Ein Beitrag von Kersten Knipp |
    Also ich glaube schon, dass es eine Unterschätzung gibt, weil es eine jahrhundertealte Tradition in unterschiedlichen Kulturkreisen mit unterschiedlichen Religionen, und sozusagen all den kulturellen Diffusionseffekten im Alltag gibt: im Umgang mit Familie, in der Verfügung über die eigenen Kinder, in der Behandlung von Frauen, usw.. Das sind Unterschiede, und man soll sich dem stellen.

    Die EU also: ein christlicher Club? Wehler argumentiere erstaunlich unhistorisch, warf die ehemalige NRW-Ministerin für Schule, Wissenschaft und Forschung, Gabriele Behler, dem Bielefelder Historiker vor. Kulturen seien keine statischen Gebilde, sondern überaus wandlungsfähig. Eben darum, argumentierte der in Bochum lehrende Historiker Fikret Adanir, bewege sich sein Land längst erfolgreich auf Europa zu. Die Ausführungen Wehlers interpretierte er als eine Haltung, die die Religionszugehörigkeit zum alles entscheidendes Kriterium der Beitrittsfrage erhebe. Die Frage, die die Europäische Union sich stellen müssen, sei darum die,...

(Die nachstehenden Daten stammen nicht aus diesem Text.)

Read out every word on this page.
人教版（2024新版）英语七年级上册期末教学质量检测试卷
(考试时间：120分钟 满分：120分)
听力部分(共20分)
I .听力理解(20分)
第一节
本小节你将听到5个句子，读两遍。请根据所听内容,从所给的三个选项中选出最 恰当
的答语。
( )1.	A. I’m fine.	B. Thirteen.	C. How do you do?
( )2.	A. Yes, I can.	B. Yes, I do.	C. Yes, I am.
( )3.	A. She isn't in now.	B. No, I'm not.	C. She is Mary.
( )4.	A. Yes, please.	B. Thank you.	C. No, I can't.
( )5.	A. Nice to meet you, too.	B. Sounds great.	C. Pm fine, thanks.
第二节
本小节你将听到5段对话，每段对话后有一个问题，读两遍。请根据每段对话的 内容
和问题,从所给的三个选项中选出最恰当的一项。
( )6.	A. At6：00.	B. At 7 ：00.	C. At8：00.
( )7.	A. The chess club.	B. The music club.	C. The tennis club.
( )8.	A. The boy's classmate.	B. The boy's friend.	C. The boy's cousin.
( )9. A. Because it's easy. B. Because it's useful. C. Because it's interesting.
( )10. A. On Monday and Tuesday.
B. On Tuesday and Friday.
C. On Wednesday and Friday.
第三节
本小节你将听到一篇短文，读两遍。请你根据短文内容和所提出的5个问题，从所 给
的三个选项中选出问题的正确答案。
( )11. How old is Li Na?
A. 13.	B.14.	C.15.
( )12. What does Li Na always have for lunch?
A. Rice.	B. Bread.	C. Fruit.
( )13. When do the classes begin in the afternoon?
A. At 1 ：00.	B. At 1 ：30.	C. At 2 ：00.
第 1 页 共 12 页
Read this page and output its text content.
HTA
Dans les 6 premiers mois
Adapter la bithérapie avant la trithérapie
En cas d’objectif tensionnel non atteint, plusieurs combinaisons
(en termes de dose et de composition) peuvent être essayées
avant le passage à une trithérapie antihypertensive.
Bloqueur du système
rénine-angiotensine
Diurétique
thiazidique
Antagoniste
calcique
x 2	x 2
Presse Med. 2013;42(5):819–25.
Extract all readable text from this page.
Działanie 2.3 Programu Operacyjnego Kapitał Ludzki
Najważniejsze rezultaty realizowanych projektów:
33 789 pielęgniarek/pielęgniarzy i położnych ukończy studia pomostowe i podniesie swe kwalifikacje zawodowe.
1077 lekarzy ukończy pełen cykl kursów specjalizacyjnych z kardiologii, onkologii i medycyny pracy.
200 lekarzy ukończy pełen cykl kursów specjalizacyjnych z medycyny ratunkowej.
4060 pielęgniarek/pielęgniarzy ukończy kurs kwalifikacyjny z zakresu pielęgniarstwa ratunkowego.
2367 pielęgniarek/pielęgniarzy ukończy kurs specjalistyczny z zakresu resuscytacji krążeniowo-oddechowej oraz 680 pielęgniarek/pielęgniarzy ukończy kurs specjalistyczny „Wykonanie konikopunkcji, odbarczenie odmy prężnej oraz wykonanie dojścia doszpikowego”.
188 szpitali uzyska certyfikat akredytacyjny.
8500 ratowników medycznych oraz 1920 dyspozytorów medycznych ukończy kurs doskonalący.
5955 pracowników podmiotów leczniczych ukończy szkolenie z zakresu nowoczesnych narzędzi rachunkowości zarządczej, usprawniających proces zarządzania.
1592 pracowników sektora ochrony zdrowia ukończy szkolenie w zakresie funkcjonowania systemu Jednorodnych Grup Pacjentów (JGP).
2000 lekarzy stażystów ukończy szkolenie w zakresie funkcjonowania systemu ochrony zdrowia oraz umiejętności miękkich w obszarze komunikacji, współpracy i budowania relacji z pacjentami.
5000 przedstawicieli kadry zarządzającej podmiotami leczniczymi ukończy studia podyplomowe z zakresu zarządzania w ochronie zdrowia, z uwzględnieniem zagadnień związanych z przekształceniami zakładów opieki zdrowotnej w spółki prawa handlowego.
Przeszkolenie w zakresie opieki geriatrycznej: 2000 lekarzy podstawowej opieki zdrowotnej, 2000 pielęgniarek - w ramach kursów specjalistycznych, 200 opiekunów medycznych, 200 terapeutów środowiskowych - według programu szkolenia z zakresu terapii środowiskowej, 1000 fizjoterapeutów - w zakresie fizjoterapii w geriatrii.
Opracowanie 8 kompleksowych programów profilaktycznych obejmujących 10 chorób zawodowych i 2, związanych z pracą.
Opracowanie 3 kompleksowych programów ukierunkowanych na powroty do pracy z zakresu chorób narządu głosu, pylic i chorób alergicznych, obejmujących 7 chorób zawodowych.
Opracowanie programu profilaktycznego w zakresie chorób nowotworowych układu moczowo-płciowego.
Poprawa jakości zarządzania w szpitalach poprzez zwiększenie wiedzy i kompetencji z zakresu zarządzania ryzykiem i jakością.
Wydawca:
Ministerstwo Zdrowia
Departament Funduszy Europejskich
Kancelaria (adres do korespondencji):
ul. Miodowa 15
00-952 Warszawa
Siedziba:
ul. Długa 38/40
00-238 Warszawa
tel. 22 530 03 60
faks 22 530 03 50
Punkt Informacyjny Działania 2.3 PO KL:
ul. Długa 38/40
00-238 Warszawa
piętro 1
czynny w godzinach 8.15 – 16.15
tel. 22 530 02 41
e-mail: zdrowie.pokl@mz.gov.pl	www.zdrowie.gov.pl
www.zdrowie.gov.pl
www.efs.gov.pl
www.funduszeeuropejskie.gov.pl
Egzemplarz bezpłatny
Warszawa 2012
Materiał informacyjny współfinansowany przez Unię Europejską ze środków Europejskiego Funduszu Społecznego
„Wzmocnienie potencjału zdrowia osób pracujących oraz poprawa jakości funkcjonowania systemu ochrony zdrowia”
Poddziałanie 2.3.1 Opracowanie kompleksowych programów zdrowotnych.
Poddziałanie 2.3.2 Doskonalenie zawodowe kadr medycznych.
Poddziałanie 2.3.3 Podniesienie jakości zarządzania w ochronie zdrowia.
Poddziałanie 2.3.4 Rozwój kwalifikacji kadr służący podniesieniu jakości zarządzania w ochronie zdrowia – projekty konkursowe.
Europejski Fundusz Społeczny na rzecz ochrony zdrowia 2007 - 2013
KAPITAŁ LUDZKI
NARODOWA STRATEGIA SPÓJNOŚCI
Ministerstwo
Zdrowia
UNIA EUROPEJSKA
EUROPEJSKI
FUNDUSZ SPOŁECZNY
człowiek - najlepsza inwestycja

    ...ob man Europa grundsätzlich auf der Ebene der Religionszugehörigkeit definieren möchte. Heißt das nun, dass Muslime grundsätzlich nicht dazu gehören sollen, oder heißt es nun, dass die Türkei als großes Land nicht dazu gehören soll?

    Vielleicht letzteres. Denn beunruhigt zeigte sich Wehler vor allem aufgrund des gewaltigen demographischen Zuwachs, mit dem im Fall eines EU-Beitritts der Türkei zu rechnen sei. Eben darum müsse man sehr genau wissen, worüber in Kopenhagen in letzter Konsequenz entschieden werde:

    Nämlich den Beitritt eines meines Erachtens nicht Europa-kompatiblen muslimischen kleinasiatischen Staates, der im Beitrittsjahr 2010 - später noch mehr - mindestens 95 Millionen Angehörige hätte. Da kommt man in Größendimensionen, die als solche schon eine große Rolle spielen, und die, wenn denn die Nachfolgestaaten des untergegangenen Jugoslawien mal vor der Tür stehen und aufgenommen werden, mit drei Millionen muslimischen Bosniaken nicht auftreten.

    Doch ist die Türkei wirklich dieser religiös-weltanschauliche Monolith, der das feine Gefüge der europäischen Institutionen auf jeden Fall sprengen wird? Ist sie wirklich die kulturell fremde Nation, deren Werte mit denen Europas partout unverträglich sind? Adanir mochte diese Befürchtung nicht gelten lassen. Schließlich bemühe sich die Türkei seit 40 Jahren, die europäische Skepsis zu entkräften.

    Dagegen argumentiert man, indem man sich selbst als aufgeklärt zeigt und indem man sich selbst sagt, wir wollen die europäischen Werte, die mittlerweile universalistische Werte sind. Die wollen wir respektieren und wir wollen uns dafür einsetzen.

    Doch Wehler mochte sich nicht beeindrucken lassen. Schon aufgrund ihrer Größe könne die Türkei gar nicht anders, als eine dominante Position in der Union einzunehmen. Wenig hält er darum davon, die EU...

    ...zu belasten damit, dass man einen neuen Führungsstaat kooptiert, denn mit 90 Millionen Türken wäre die Türkei der größte Staat mit dem Anspruch auf eine politisch führende Rolle und auf finanzielle Sonderleistungen. Und das ist eine solche Belastung für den europäischen Einigungsprozess, der in meinen Augen ein bestimmtes Identitätsverständnis der Europäer voraussetzt, was ich in der Türkei nicht gegeben finde, dass ich aus den Gründen dagegen optiere.

    Wehlers harte Argumente fügten sich auch in Essen nicht recht in das milde Klima der bundesrepublikanischen Konsensgesellschaft. Ob aber die ausgefeilten kulturtheoretischen und elegant weltläufig klingenden Einwände gegen seine Thesen tatsächlich einer höheren Vernunft gehorchen, wird allein die Zukunft zeigen. In Kopenhagen jedenfalls, das wurde vorab in Essen deutlich, stehen Kulturfragen von größter politischer Tragweite zur Entscheidung.